The Patient Assessment of Care for Chronic Conditions (PACIC) scale is a self-reported measure of quality of patient-centred chronic clinical services received in the past 6 months, which emphasises self-management support in the form of collaborative goal setting, problem-solving and follow-up [61]. The original 20-item scale was adapted for the local context and reduced to 10 items.

Limitations of the trial design include dependence on self-reporting of hypertensive medication for inclusion in the trial, lack of detailed information on prescribed medication for hypertension, and limited data on adherence to medication. While the broad inclusion criteria and light-touch follow-up are consistent with the pragmatic design and are intended to maximise generalisability to an intervention in real-world circumstances, it can be difficult to assess whether all the study participants were eligible for the intervention and to quantify the processes of care in a causal pathway.

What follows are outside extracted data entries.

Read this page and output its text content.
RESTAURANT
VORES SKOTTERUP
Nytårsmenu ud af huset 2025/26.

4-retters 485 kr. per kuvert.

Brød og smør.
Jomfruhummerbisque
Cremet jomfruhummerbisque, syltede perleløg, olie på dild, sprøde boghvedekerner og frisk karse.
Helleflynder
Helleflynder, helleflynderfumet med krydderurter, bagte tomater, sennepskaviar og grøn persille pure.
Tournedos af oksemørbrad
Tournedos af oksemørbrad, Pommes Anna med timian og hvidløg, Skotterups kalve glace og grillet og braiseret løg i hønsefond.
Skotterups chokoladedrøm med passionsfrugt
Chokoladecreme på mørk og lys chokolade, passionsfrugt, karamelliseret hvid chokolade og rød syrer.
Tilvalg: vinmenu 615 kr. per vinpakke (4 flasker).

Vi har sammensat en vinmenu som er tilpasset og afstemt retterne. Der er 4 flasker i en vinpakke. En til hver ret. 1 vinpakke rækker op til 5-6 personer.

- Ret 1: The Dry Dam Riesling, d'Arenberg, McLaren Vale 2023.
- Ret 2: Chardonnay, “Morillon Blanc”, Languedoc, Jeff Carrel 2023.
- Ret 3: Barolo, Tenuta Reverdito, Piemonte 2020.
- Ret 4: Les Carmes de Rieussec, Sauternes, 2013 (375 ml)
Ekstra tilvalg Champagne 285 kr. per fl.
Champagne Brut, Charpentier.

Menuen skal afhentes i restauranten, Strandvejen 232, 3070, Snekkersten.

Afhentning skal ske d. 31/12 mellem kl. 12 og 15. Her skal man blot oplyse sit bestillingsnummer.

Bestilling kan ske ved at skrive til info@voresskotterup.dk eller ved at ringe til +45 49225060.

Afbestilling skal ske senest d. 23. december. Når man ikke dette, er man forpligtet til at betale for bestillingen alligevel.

A qualitative process evaluation will be conducted alongside the RCT to address these gaps and to understand how integrating mental health services for depression affects care of physical conditions like hypertension.

Fieldworkers use handheld devices to collect data that is uploaded onto a secure server. The Trial Management Team manage data quality assurance through weekly telephonic data meetings when uploaded data is reviewed, as well as bimonthly face-to-face meetings of the Data Management Team comprising the data manager, principal investigators (PIs) and invited co-investigators, including the statistician depending on the need. Data is collected alongside the first phase of the CobALT trial in the DKK District, and is subject to the same standard operating procedures for data management for the CobALT trial. These include intensive fieldworker training in the administration of the interview, and onsite supervision by three fieldwork supervisors who perform daily quality checks on interviews conducted, observe interviews weekly to ensure the interviewer administers the questionnaire and performs the measurements as trained, and assists in addressing fieldwork problems that may have impeded data collection.

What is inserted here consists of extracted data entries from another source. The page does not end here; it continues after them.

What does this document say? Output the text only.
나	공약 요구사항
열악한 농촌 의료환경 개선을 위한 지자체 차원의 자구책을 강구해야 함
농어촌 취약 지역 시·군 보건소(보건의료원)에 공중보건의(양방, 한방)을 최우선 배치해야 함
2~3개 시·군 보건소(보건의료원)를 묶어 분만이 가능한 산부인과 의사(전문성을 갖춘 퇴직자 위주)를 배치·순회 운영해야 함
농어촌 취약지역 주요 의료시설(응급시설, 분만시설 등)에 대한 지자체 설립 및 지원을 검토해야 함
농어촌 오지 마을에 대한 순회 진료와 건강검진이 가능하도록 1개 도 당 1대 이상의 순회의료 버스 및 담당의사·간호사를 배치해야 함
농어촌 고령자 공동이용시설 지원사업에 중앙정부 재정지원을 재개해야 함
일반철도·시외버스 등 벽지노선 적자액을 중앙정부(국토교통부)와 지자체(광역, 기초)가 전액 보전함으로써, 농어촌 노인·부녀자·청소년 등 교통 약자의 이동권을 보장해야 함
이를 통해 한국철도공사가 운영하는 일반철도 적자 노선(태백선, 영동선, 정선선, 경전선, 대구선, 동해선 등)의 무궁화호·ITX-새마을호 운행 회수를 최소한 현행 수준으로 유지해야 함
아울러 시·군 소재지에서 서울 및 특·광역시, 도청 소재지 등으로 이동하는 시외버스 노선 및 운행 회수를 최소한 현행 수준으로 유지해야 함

Patients receive a ZAR50 voucher (just under US$3) in appreciation for their time. We schedule follow-up appointments for 6 and 12 months at the clinic, with reminders and confirmation of follow-up interviews provided using text messaging and, where appropriate, telephone calls.

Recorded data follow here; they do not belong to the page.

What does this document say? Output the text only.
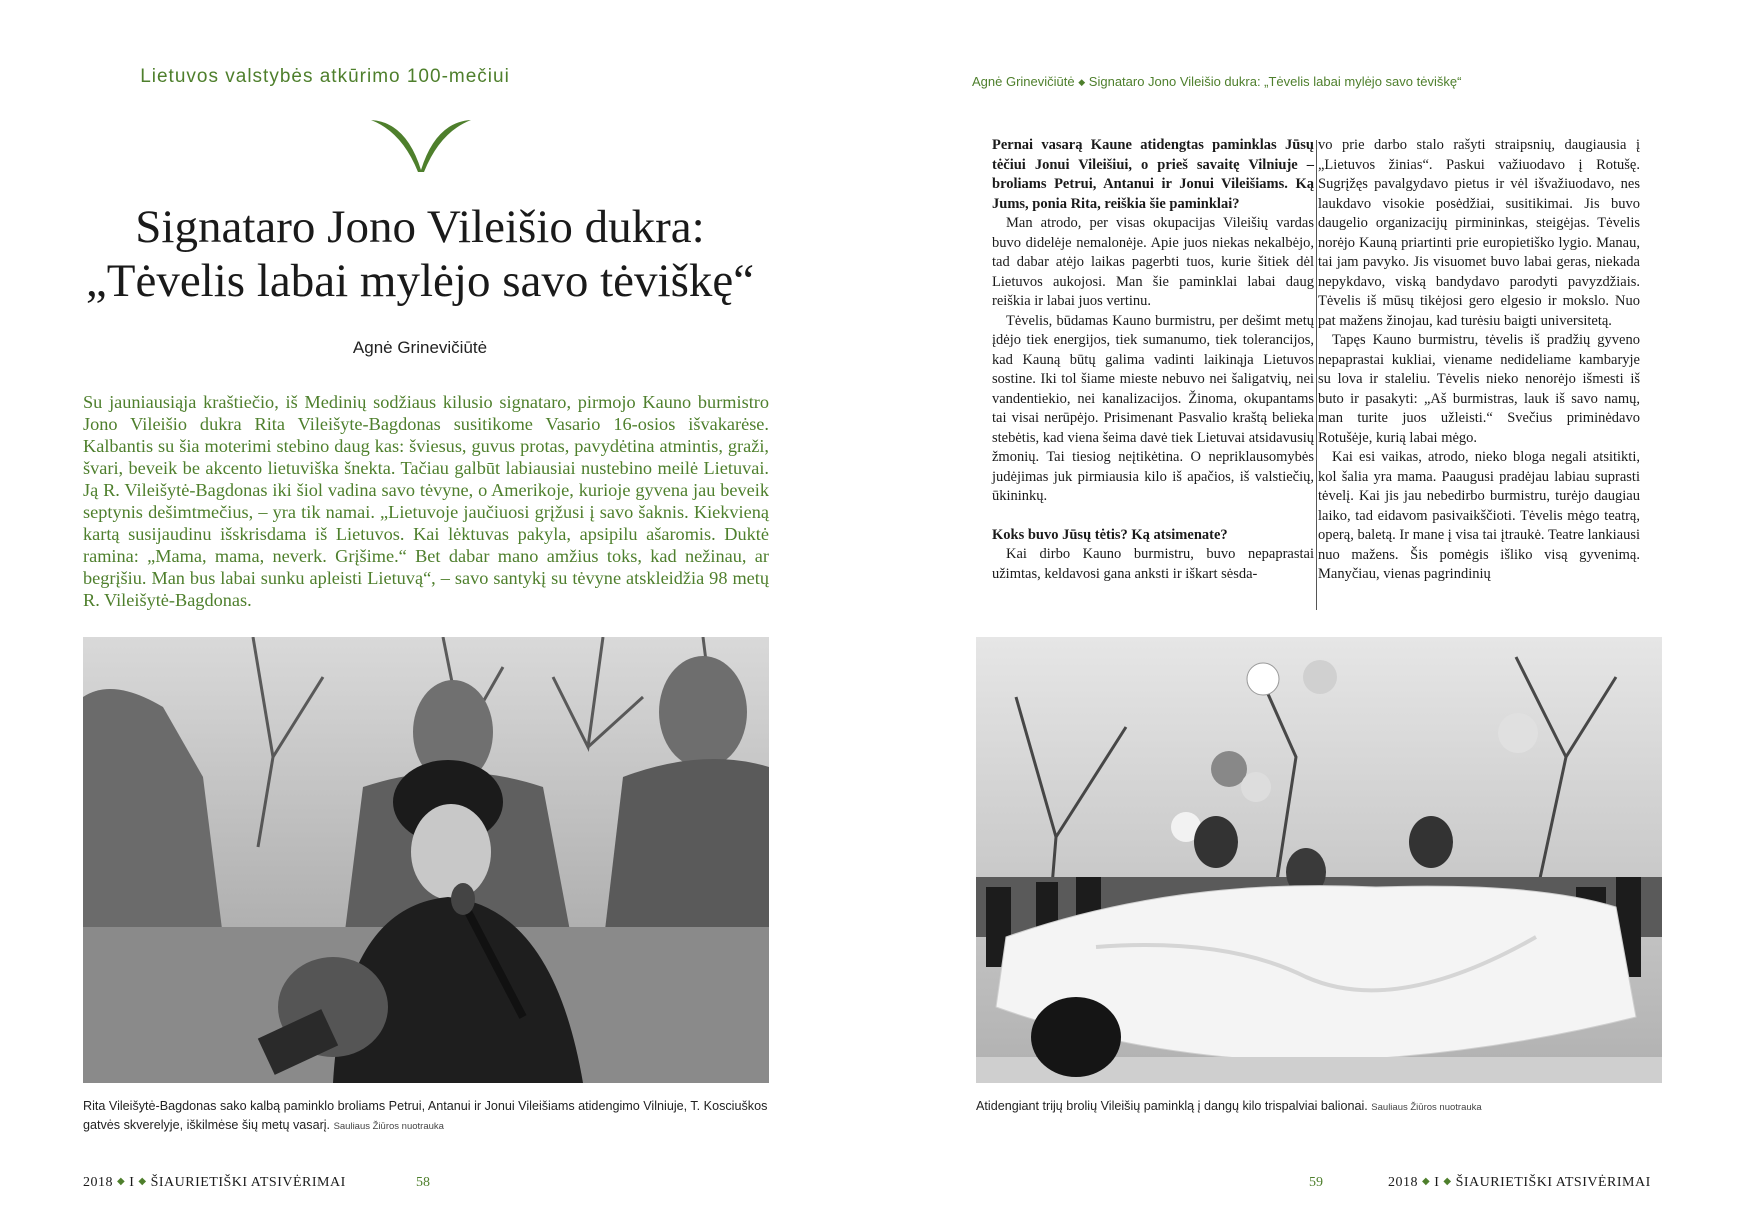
Lietuvos valstybės atkūrimo 100-mečiui
Signataro Jono Vileišio dukra:
„Tėvelis labai mylėjo savo tėviškę“
Agnė Grinevičiūtė

Su jauniausiąja kraštiečio, iš Medinių sodžiaus kilusio signataro, pirmojo Kauno burmistro Jono Vileišio dukra Rita Vileišyte-Bagdonas susitikome Vasario 16-osios išvakarėse. Kalbantis su šia moterimi stebino daug kas: šviesus, guvus protas, pavydėtina atmintis, graži, švari, beveik be akcento lietuviška šnekta. Tačiau galbūt labiausiai nustebino meilė Lietuvai. Ją R. Vileišytė-Bagdonas iki šiol vadina savo tėvyne, o Amerikoje, kurioje gyvena jau beveik septynis dešimtmečius, – yra tik namai. „Lietuvoje jaučiuosi grįžusi į savo šaknis. Kiekvieną kartą susijaudinu išskrisdama iš Lietuvos. Kai lėktuvas pakyla, apsipilu ašaromis. Duktė ramina: „Mama, mama, neverk. Grįšime.“ Bet dabar mano amžius toks, kad nežinau, ar begrįšiu. Man bus labai sunku apleisti Lietuvą“, – savo santykį su tėvyne atskleidžia 98 metų R. Vileišytė-Bagdonas.

Rita Vileišytė-Bagdonas sako kalbą paminklo broliams Petrui, Antanui ir Jonui Vileišiams atidengimo Vilniuje, T. Kosciuškos gatvės skverelyje, iškilmėse šių metų vasarį. Sauliaus Žiūros nuotrauka
2018 ◆ I ◆ ŠIAURIETIŠKI ATSIVĖRIMAI	58
Agnė Grinevičiūtė ◆ Signataro Jono Vileišio dukra: „Tėvelis labai mylėjo savo tėviškę“

Pernai vasarą Kaune atidengtas paminklas Jūsų tėčiui Jonui Vileišiui, o prieš savaitę Vilniuje – broliams Petrui, Antanui ir Jonui Vileišiams. Ką Jums, ponia Rita, reiškia šie paminklai?

Man atrodo, per visas okupacijas Vileišių vardas buvo didelėje nemalonėje. Apie juos niekas nekalbėjo, tad dabar atėjo laikas pagerbti tuos, kurie šitiek dėl Lietuvos aukojosi. Man šie paminklai labai daug reiškia ir labai juos vertinu.

Tėvelis, būdamas Kauno burmistru, per dešimt metų įdėjo tiek energijos, tiek sumanumo, tiek tolerancijos, kad Kauną būtų galima vadinti laikinąja Lietuvos sostine. Iki tol šiame mieste nebuvo nei šaligatvių, nei vandentiekio, nei kanalizacijos. Žinoma, okupantams tai visai nerūpėjo. Prisimenant Pasvalio kraštą belieka stebėtis, kad viena šeima davė tiek Lietuvai atsidavusių žmonių. Tai tiesiog neįtikėtina. O nepriklausomybės judėjimas juk pirmiausia kilo iš apačios, iš valstiečių, ūkininkų.

Koks buvo Jūsų tėtis? Ką atsimenate?

Kai dirbo Kauno burmistru, buvo nepaprastai užimtas, keldavosi gana anksti ir iškart sėsda-

vo prie darbo stalo rašyti straipsnių, daugiausia į „Lietuvos žinias“. Paskui važiuodavo į Rotušę. Sugrįžęs pavalgydavo pietus ir vėl išvažiuodavo, nes laukdavo visokie posėdžiai, susitikimai. Jis buvo daugelio organizacijų pirmininkas, steigėjas. Tėvelis norėjo Kauną priartinti prie europietiško lygio. Manau, tai jam pavyko. Jis visuomet buvo labai geras, niekada nepykdavo, viską bandydavo parodyti pavyzdžiais. Tėvelis iš mūsų tikėjosi gero elgesio ir mokslo. Nuo pat mažens žinojau, kad turėsiu baigti universitetą.

Tapęs Kauno burmistru, tėvelis iš pradžių gyveno nepaprastai kukliai, viename nedideliame kambaryje su lova ir staleliu. Tėvelis nieko nenorėjo išmesti iš buto ir pasakyti: „Aš burmistras, lauk iš savo namų, man turite juos užleisti.“ Svečius priminėdavo Rotušėje, kurią labai mėgo.

Kai esi vaikas, atrodo, nieko bloga negali atsitikti, kol šalia yra mama. Paaugusi pradėjau labiau suprasti tėvelį. Kai jis jau nebedirbo burmistru, turėjo daugiau laiko, tad eidavom pasivaikščioti. Tėvelis mėgo teatrą, operą, baletą. Ir mane į visa tai įtraukė. Teatre lankiausi nuo mažens. Šis pomėgis išliko visą gyvenimą. Manyčiau, vienas pagrindinių

Atidengiant trijų brolių Vileišių paminklą į dangų kilo trispalviai balionai. Sauliaus Žiūros nuotrauka
59	2018 ◆ I ◆ ŠIAURIETIŠKI ATSIVĖRIMAI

The PIs have established a Trial Steering Committee comprising key national, provincial and district stakeholders including policy-makers, planners and managers (see Additional file 1 supplementary web-based material for more detail) where trial progress is being reported and provides a platform to disseminate the trial results and partake in discussions around policy implications. These stakeholders have expressed their commitment to implementing the intervention package should the trial results be successful. Scale-up would require, inter alia, the expansion of the PC101 training to include clinical communication skills; a dedicated mental health module; and role clarification of the lay behavioural health counsellors within the collaborative-care model.

Further, the results of the trial will be written up in a main outcome publication within a year of the finalisation of the fieldwork, together with additional papers detailing secondary outcomes and sub-group analyses. Authorship will be determined on the basis of contributions made to the design, intervention, data collection and analysis.

At the time of submission (September 2016) the trial is in follow-up stage. Recruitment and baseline data collection began in April 2015, and will continue until the end of October 2016.